Additionally, parents should not tolerate disrespect, shrillness, selfishness or cynicism. That kind of parental vigilance should not be motivated by an expectation of perfection. Instead, responsible parenting recognizes that those weeds will choke out the garden of grace. Seek forgiveness within your family.

When our children were growing up, each of them heard me or their mother correct their attitude or actions toward their siblings by saying, “You will not treat my daughter (or son) that way.” They knew they had to honor their siblings simply and primarily because they were ours. We didn’t dishonor our children; they couldn’t either. House rules.

Model of Forgiveness in the Family

Forgiveness should never be extended purely as a model or teaching tool. However, parents should be quick to apologize to each other and to the children. And, of course, children should be taught how to extend and receive forgiveness.

Finally, a theology of forgiveness should permeate the home. Children should know the story of Adam’s failure and the greater story of God stepping into human history and choosing to forgive and redeem.
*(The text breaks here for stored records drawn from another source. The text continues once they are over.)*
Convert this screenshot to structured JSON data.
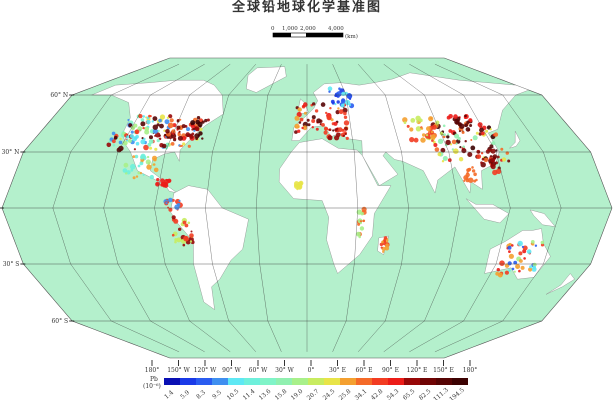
{
  "title": "全球铅地球化学基准图",
  "scale_bar": {
    "ticks": [
      "0",
      "1,000",
      "2,000",
      "4,000"
    ],
    "unit": "(km)"
  },
  "latitude_labels": [
    "60° N",
    "30° N",
    "0°",
    "30° S",
    "60° S"
  ],
  "longitude_labels": [
    "180°",
    "150° W",
    "120° W",
    "90° W",
    "60° W",
    "30° W",
    "0°",
    "30° E",
    "60° E",
    "90° E",
    "120° E",
    "150° E",
    "180°"
  ],
  "legend": {
    "title": "Pb",
    "unit": "(10⁻⁶)",
    "labels": [
      "1.4",
      "5.9",
      "8.3",
      "9.5",
      "10.5",
      "11.4",
      "13.6",
      "15.8",
      "19.0",
      "20.7",
      "24.5",
      "25.8",
      "34.1",
      "42.8",
      "54.3",
      "65.5",
      "82.5",
      "111.3",
      "194.5"
    ],
    "colors": [
      "#0a10b4",
      "#1a3ae8",
      "#2a5cf0",
      "#3f8ff0",
      "#5ee8f4",
      "#6ef0dc",
      "#80f4c8",
      "#90f0b0",
      "#a8f08a",
      "#c8ec60",
      "#e8e448",
      "#f4a030",
      "#f46a28",
      "#f23c22",
      "#ec1c18",
      "#980808",
      "#700404",
      "#560404",
      "#3c0202"
    ]
  },
  "colors": {
    "ocean": "#b4f0cc",
    "land": "#ffffff",
    "graticule": "#333333"
  }
}
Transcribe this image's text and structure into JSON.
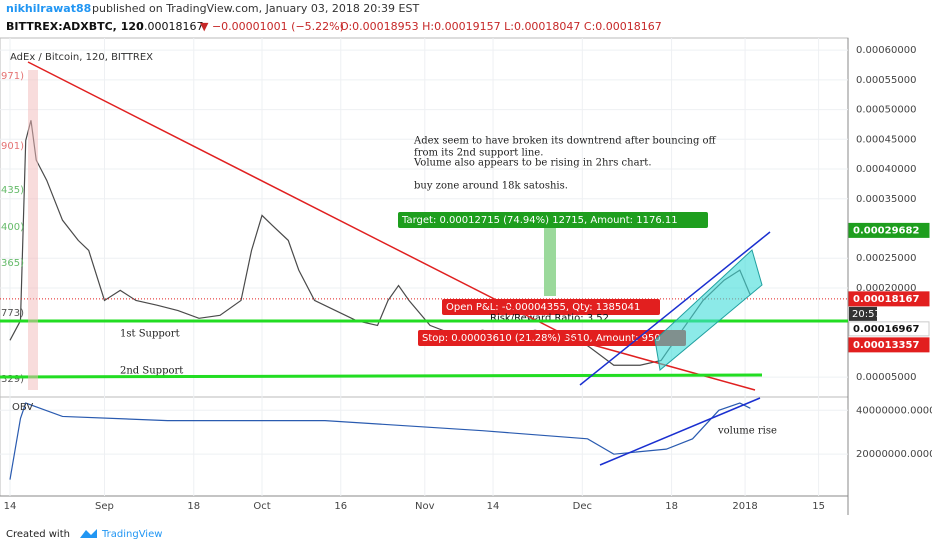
{
  "header": {
    "user": "nikhilrawat88",
    "published": "published on TradingView.com, January 03, 2018 20:39 EST",
    "symbol": "BITTREX:ADXBTC, 120",
    "last": "0.00018167",
    "change": "▼ −0.00001001 (−5.22%)",
    "ohlc": "O:0.00018953 H:0.00019157 L:0.00018047 C:0.00018167"
  },
  "chart_data": [
    {
      "type": "line",
      "title": "AdEx / Bitcoin, 120, BITTREX",
      "color": "#4a4a4a",
      "x": [
        0,
        2,
        3,
        4,
        5,
        7,
        10,
        13,
        15,
        18,
        21,
        24,
        28,
        32,
        36,
        40,
        44,
        46,
        48,
        50,
        53,
        55,
        58,
        62,
        66,
        70,
        72,
        74,
        76,
        80,
        85,
        90,
        95,
        100,
        105,
        110,
        115,
        120,
        124,
        128,
        132,
        136,
        139,
        141
      ],
      "values": [
        0.000112,
        0.000145,
        0.000448,
        0.000482,
        0.000415,
        0.000381,
        0.000314,
        0.00028,
        0.000263,
        0.000179,
        0.000196,
        0.000179,
        0.000171,
        0.000162,
        0.000149,
        0.000154,
        0.000179,
        0.000263,
        0.000322,
        0.000305,
        0.00028,
        0.00023,
        0.000179,
        0.000162,
        0.000145,
        0.000137,
        0.000179,
        0.000204,
        0.000179,
        0.000137,
        0.00012,
        0.000129,
        0.00012,
        0.000129,
        0.00012,
        0.000103,
        7e-05,
        7e-05,
        7.8e-05,
        0.000129,
        0.000179,
        0.000213,
        0.00023,
        0.000188
      ],
      "xlim": [
        -1.9,
        159.6
      ],
      "xticks": [
        {
          "value": 0,
          "label": "14"
        },
        {
          "value": 18,
          "label": "Sep"
        },
        {
          "value": 35,
          "label": "18"
        },
        {
          "value": 48,
          "label": "Oct"
        },
        {
          "value": 63,
          "label": "16"
        },
        {
          "value": 79,
          "label": "Nov"
        },
        {
          "value": 92,
          "label": "14"
        },
        {
          "value": 109,
          "label": "Dec"
        },
        {
          "value": 126,
          "label": "18"
        },
        {
          "value": 140,
          "label": "2018"
        },
        {
          "value": 154,
          "label": "15"
        }
      ],
      "ylim": [
        2e-05,
        0.000617
      ],
      "yticks": [
        {
          "value": 5e-05,
          "label": "0.00005000"
        },
        {
          "value": 0.0002,
          "label": "0.00020000"
        },
        {
          "value": 0.00025,
          "label": "0.00025000"
        },
        {
          "value": 0.00035,
          "label": "0.00035000"
        },
        {
          "value": 0.0004,
          "label": "0.00040000"
        },
        {
          "value": 0.00045,
          "label": "0.00045000"
        },
        {
          "value": 0.0005,
          "label": "0.00050000"
        },
        {
          "value": 0.00055,
          "label": "0.00055000"
        },
        {
          "value": 0.0006,
          "label": "0.00060000"
        }
      ],
      "grid": true,
      "price_badges": [
        {
          "value": 0.00029682,
          "label": "0.00029682",
          "color": "#1e9e1e"
        },
        {
          "value": 0.00018167,
          "label": "0.00018167",
          "color": "#e21f1f"
        },
        {
          "value": 0.00016967,
          "label": "0.00016967",
          "color": "#ffffff"
        },
        {
          "value": 0.00013357,
          "label": "0.00013357",
          "color": "#e21f1f"
        }
      ],
      "time_badge": "20:57",
      "note": [
        "Adex seem to have broken its downtrend after bouncing off",
        "from its 2nd support line.",
        " Volume also appears to be rising in 2hrs chart.",
        "buy zone around 18k satoshis."
      ],
      "target": "Target: 0.00012715 (74.94%) 12715, Amount: 1176.11",
      "pnl": "Open P&L: -0.00004355, Qty: 1385041",
      "risk_reward": "Risk/Reward Ratio: 3.52",
      "stop": "Stop: 0.00003610 (21.28%) 3610, Amount: 950",
      "support1": "1st Support",
      "support2": "2nd Support",
      "left_labels": [
        "971)",
        "901)",
        "435)",
        "400)",
        "365)",
        "773)",
        "329)"
      ]
    },
    {
      "type": "line",
      "title": "OBV",
      "color": "#2a5bb0",
      "x": [
        0,
        2,
        3,
        10,
        30,
        60,
        90,
        110,
        115,
        125,
        130,
        135,
        139,
        141
      ],
      "values": [
        8400000,
        36300000,
        43300000,
        37200000,
        35300000,
        35300000,
        30700000,
        27000000,
        20000000,
        22300000,
        27000000,
        40000000,
        43300000,
        40900000
      ],
      "xlim": [
        -1.9,
        159.6
      ],
      "ylim": [
        1400000,
        45600000
      ],
      "yticks": [
        {
          "value": 20000000,
          "label": "20000000.0000"
        },
        {
          "value": 40000000,
          "label": "40000000.0000"
        }
      ],
      "annotation": "volume rise"
    }
  ],
  "footer": {
    "created": "Created with",
    "brand": "TradingView"
  }
}
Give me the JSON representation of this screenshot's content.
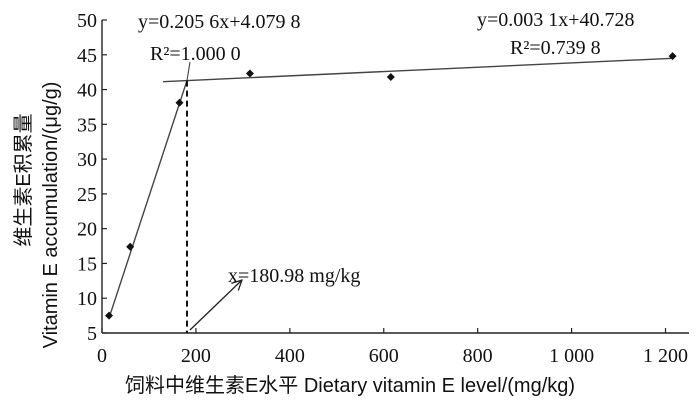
{
  "chart_data": {
    "type": "scatter",
    "xlabel": "饲料中维生素E水平  Dietary vitamin E level/(mg/kg)",
    "ylabel_cn": "维生素E积累量",
    "ylabel_en": "Vitamin E  accumulation/(μg/g)",
    "xlim": [
      0,
      1250
    ],
    "ylim": [
      5,
      50
    ],
    "x_ticks": [
      0,
      200,
      400,
      600,
      800,
      1000,
      1200
    ],
    "x_tick_labels": [
      "0",
      "200",
      "400",
      "600",
      "800",
      "1 000",
      "1 200"
    ],
    "y_ticks": [
      5,
      10,
      15,
      20,
      25,
      30,
      35,
      40,
      45,
      50
    ],
    "y_tick_labels": [
      "5",
      "10",
      "15",
      "20",
      "25",
      "30",
      "35",
      "40",
      "45",
      "50"
    ],
    "series": [
      {
        "points": [
          {
            "x": 15,
            "y": 7.5
          },
          {
            "x": 60,
            "y": 17.4
          },
          {
            "x": 165,
            "y": 38.1
          },
          {
            "x": 315,
            "y": 42.3
          },
          {
            "x": 615,
            "y": 41.8
          },
          {
            "x": 1215,
            "y": 44.8
          }
        ]
      }
    ],
    "fit_lines": [
      {
        "slope": 0.2056,
        "intercept": 4.0798,
        "x_from": 15,
        "x_to": 180.98,
        "equation": "y=0.205 6x+4.079 8",
        "r2": "R²=1.000 0"
      },
      {
        "slope": 0.0031,
        "intercept": 40.728,
        "x_from": 130,
        "x_to": 1215,
        "equation": "y=0.003 1x+40.728",
        "r2": "R²=0.739 8"
      }
    ],
    "breakpoint": {
      "x": 180.98,
      "label": "x=180.98 mg/kg"
    }
  }
}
Children should be firmly rooted in the assurance that the blood of Christ covers all sin — including any and all violations against them by their parents, siblings, school or team mates, neighbors or anyone else.

In view of God’s incomprehensible generosity, how can we remain locked up in the prison of resentment? You can choose forgiveness in the family. We are free to forgive each other freely and generously because we have been freely and generously forgiven.